A paz interior, a confiante tenacidade na hora de assumir positivamente os desafios que a vida coloca diante de nós, a capacidade de viver as relações com generosidade colocando no centro o outro na sua unicidade, que caracterizaram a experiência matrimonial de Luís e Zélia e na sua relação com os filhos, não são fruto de graças especiais ou de experiências místicas. Brotam, melhor ainda, do tomar a sério a vontade de Deus colocando-se serenamente em discussão e de viver em profundidade a vida da Igreja, recebendo diariamente a graça do sacramento eucarístico e reforçando sua união com Jesus na adoração de seu amor fiel e oferecido constantemente na Hóstia Consagrada, orando pessoalmente e como família reunida entorno da Virgem Maria, participando na atividade caritativa da paróquia com gozosa disponibilidade embora no meio de muitos compromissos. E em tudo isto ter sempre tempo para escutar as filhas, dispostos a corrigi-las com firmeza e suavidade, narrar-lhes a vida de Jesus, cuidar da sua interioridade abrindo espaço para Deus com uma disposição de confiante abandono à sua presença misteriosa e concreta. Sentir-se olhados com admirado estupor e respeitados na sua própria individualidade irrepetível, reconhecidos como um bem incondicional, inclusive quando a própria condição fora origem de sofrimento, é um patrimônio de bem-estar e positividade sem preço e indestrutível para a pessoa que o recebe. É a experiência humana que mais se aproxima do olhar de Deus e que por isso abre a porta do coração e lhe permite percorrer os caminhos da santidade, como a história desta família mostra claramente.
A busca assídua da intimidade com o Senhor e com Maria, vivida exemplarmente por Luís e Zélia, é a mensagem mais valiosa deixada como herança para as suas próprias filhas e a nós, filhos de Santa Teresa.

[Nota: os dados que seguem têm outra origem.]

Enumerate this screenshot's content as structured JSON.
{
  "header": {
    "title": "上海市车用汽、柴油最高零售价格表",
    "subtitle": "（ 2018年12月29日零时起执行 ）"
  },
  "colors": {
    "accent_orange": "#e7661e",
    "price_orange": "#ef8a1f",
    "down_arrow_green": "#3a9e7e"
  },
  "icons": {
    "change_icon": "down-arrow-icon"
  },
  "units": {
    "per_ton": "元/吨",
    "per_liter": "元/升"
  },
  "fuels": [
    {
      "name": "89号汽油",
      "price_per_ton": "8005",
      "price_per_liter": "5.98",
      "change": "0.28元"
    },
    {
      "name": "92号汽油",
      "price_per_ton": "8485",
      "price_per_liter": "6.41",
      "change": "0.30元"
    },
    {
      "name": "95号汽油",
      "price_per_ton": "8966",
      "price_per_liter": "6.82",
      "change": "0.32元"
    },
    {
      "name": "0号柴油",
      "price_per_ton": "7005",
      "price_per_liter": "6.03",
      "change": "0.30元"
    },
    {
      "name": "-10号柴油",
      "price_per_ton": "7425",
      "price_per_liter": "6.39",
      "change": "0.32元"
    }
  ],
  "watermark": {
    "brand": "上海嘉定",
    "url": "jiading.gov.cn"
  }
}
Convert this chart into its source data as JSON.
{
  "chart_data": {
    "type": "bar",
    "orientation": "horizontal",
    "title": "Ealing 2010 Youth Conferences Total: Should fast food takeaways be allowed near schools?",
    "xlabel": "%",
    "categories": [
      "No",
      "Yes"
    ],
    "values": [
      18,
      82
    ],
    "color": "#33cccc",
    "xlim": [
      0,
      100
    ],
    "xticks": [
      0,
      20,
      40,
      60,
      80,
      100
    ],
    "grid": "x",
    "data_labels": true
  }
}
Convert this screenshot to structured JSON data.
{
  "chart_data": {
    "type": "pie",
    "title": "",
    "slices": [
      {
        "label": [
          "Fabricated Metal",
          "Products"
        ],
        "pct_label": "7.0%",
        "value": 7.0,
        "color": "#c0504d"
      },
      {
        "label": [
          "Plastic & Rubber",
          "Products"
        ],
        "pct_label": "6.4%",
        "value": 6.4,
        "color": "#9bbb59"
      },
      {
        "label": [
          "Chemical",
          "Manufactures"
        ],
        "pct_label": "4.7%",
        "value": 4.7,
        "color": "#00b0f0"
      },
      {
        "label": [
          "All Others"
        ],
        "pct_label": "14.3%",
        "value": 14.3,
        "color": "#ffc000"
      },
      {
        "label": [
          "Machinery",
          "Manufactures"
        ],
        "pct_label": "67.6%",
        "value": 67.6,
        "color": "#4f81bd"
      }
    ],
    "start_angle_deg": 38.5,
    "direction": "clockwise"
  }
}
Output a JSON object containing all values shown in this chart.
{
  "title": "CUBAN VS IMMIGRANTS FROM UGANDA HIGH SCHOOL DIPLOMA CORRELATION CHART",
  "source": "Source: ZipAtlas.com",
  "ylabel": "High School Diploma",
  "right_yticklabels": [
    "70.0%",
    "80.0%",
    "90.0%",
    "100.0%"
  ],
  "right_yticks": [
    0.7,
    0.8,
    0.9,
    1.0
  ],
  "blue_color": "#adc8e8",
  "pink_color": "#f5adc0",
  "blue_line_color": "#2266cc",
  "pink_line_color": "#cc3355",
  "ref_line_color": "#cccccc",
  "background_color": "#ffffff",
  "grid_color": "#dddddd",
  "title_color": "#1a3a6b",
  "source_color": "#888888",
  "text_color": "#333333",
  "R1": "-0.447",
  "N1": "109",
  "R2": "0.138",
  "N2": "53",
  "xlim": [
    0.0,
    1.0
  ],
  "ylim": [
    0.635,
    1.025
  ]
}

Na sua canonização podemos fazer o nosso convite dirigido ao Carmelo Teresiano para ser mais família, para descobrir a beleza e a importância de nossas responsabilidades cotidianas, aprendendo humildemente das famílias que vivem com compromisso a própria vocação e missão.
Anima-nos extraordinariamente constatar que verdadeiramente «de um “sim” pronunciado com fé, derivam consequências que se estendem muito para além de nós mesmos e se expandem no mundo». Olhando os esposos Martin e os frutos visíveis de santidade de seu ser um só coração e uma só alma, nos damos mais conta que, aprendendo a comunicar, chegamos a ser «comunidade que sabe acompanhar, festejar e frutificar», e compreendemos que «a família mais bela, protagonista e não problema, é aquela que, partindo do testemunho, sabe comunicar a beleza e a riqueza do relacionamento entre o homem e a mulher, entre pais e filhos» (Mensagem do Santo Padre Francisco para a 49ª Dia Mundial das Comunicações Sociais, 17 de maio de 2015).
Meu desejo é que, a partir da graça que recebemos através desta canonização, nos comprometamos a conhecer de perto, também através da leitura de sua correspondência, o testemunho deste casal e nos insiramos criativamente no caminho que a Igreja está traçando, convidando-nos a redescobrir a família como sujeito imprescindível para a evangelização e como escola de humanidade.